Published 14 Apr, 2026 09:22am 2 min read

Oil prices fell in ​early Asian trade on Tuesday as signs of potential US-Iran dialogue to end their war reduced ‌concerns about supply risks stemming from the US blockade of the Strait of Hormuz.

Brent futures declined by $1.86, or 1.87%, to $97.50, while US West Texas Intermediate (WTI) crude fell $2.25, or 2.27%, to $96.83.

Both benchmarks had risen in the previous session, with Brent ​climbing more than 4% and WTI nearly 3%, after the US military began a blockade of Iran’s ports.

The US ​military said on Monday that its blockade of the Strait of Hormuz would extend ⁠east to the Gulf of Oman and Arabian Sea, while ship-tracking data showed two ships turned around in ​the strait as the blockade went into effect.

Iran, in response, threatened to target ports in Gulf-bordering nations following the ​collapse of weekend talks in Islamabad aimed at resolving the crisis.
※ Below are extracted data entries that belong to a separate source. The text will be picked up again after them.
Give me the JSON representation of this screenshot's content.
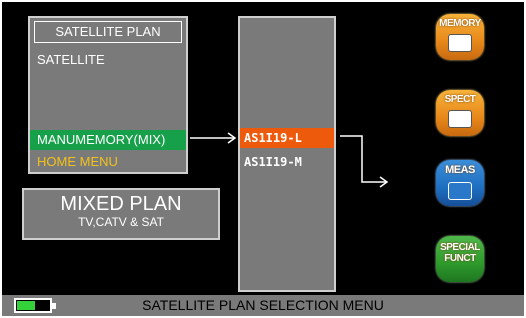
{
  "menu": {
    "title": "SATELLITE PLAN",
    "items": [
      {
        "label": "SATELLITE"
      },
      {
        "label": "MANUMEMORY(MIX)",
        "selected": true,
        "color": "#17a04a"
      },
      {
        "label": "HOME MENU",
        "color": "#f2c21a"
      }
    ]
  },
  "mixed_plan": {
    "title": "MIXED PLAN",
    "subtitle": "TV,CATV & SAT"
  },
  "plan_list": {
    "items": [
      {
        "label": "AS1I19-L",
        "selected": true,
        "color": "#ee5a0b"
      },
      {
        "label": "AS1I19-M"
      }
    ]
  },
  "side_buttons": [
    {
      "label": "MEMORY",
      "icon": "memory-icon",
      "color": "#e8881a"
    },
    {
      "label": "SPECT",
      "icon": "spectrum-icon",
      "color": "#e8881a"
    },
    {
      "label": "MEAS",
      "icon": "measure-icon",
      "color": "#1f6fc0"
    },
    {
      "label": "SPECIAL FUNCT",
      "icon": "special-function-icon",
      "color": "#2e9a2c"
    }
  ],
  "status_bar": {
    "text": "SATELLITE PLAN SELECTION MENU",
    "battery_level": 0.55,
    "battery_color": "#35d13a"
  }
}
“Despite the breakdown of peace talks in Pakistan over the weekend, Trump has managed to take some steam out of the oil price again, dangling the carrot of a possible deal,” said Tim ​Waterer, chief market analyst at KCM Trade.

Sources familiar with the negotiations said dialogue between Iran and the US was ​still alive, while Pakistani Prime Minister Shehbaz Sharif affirmed ongoing efforts to de-escalate tensions.
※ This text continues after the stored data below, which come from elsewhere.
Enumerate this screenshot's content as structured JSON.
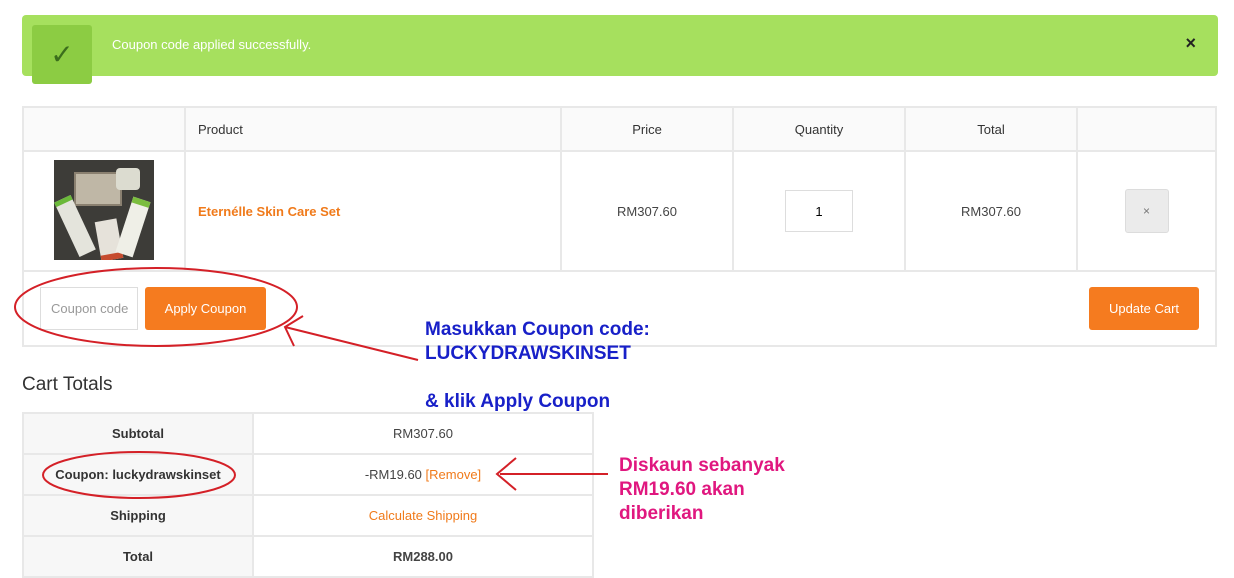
{
  "notice": {
    "message": "Coupon code applied successfully.",
    "check_icon": "check-icon",
    "close_glyph": "×"
  },
  "cart": {
    "headers": [
      "",
      "Product",
      "Price",
      "Quantity",
      "Total",
      ""
    ],
    "item": {
      "name": "Eternélle Skin Care Set",
      "price": "RM307.60",
      "quantity": "1",
      "total": "RM307.60",
      "remove_glyph": "×"
    }
  },
  "actions": {
    "coupon_placeholder": "Coupon code",
    "apply_label": "Apply Coupon",
    "update_label": "Update Cart"
  },
  "totals": {
    "title": "Cart Totals",
    "rows": [
      {
        "label": "Subtotal",
        "value": "RM307.60"
      },
      {
        "label": "Coupon: luckydrawskinset",
        "value": "-RM19.60",
        "link": "[Remove]"
      },
      {
        "label": "Shipping",
        "value": "Calculate Shipping"
      },
      {
        "label": "Total",
        "value": "RM288.00"
      }
    ]
  },
  "annotations": {
    "coupon_instruction_line1": "Masukkan Coupon code:",
    "coupon_instruction_line2": "LUCKYDRAWSKINSET",
    "coupon_instruction_line3": "& klik Apply Coupon",
    "discount_line1": "Diskaun sebanyak",
    "discount_line2": "RM19.60 akan",
    "discount_line3": "diberikan"
  },
  "colors": {
    "notice_bg": "#a6e05e",
    "accent_orange": "#f57b1f",
    "annotation_blue": "#1820c8",
    "annotation_pink": "#e0177f",
    "annotation_red": "#d42027"
  }
}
Trump said on Monday that Iran “wants to ‌make a ⁠deal”.

ANZ analysts estimate that about 10 million barrels per day of crude supply have been effectively removed from the market, adding that a prolonged US blockade could curb an additional 3 million to 4 million bpd of crude shipments.

“The oil market no longer needs a worst-case escalation to justify higher pricing levels.

Tight balances alone are sufficient ​to sustain the price of ​Brent near or above ⁠recent threshold levels,“ ANZ said in a client note.

NATO allies, including Britain and France, refrained from joining the blockade, advocating instead for reopening the vital waterway.

US Energy Secretary Chris ​Wright suggested oil prices could peak in “the next few weeks” once shipping resumes through the ​Strait of ⁠Hormuz.

The International Monetary Fund, the World Bank, and the International Energy Agency urged countries to avoid hoarding energy supplies or imposing export curbs amid what they described as the most significant shock ever to the global energy market.

IEA chief Fatih ⁠Birol said on ​Monday that while further strategic oil releases might not yet be ​necessary, the agency remains prepared to act if needed.

Meanwhile, the Organisation of the Petroleum Exporting Countries scaled back its second-quarter global demand forecast by ​500,000 bpd in its latest monthly report.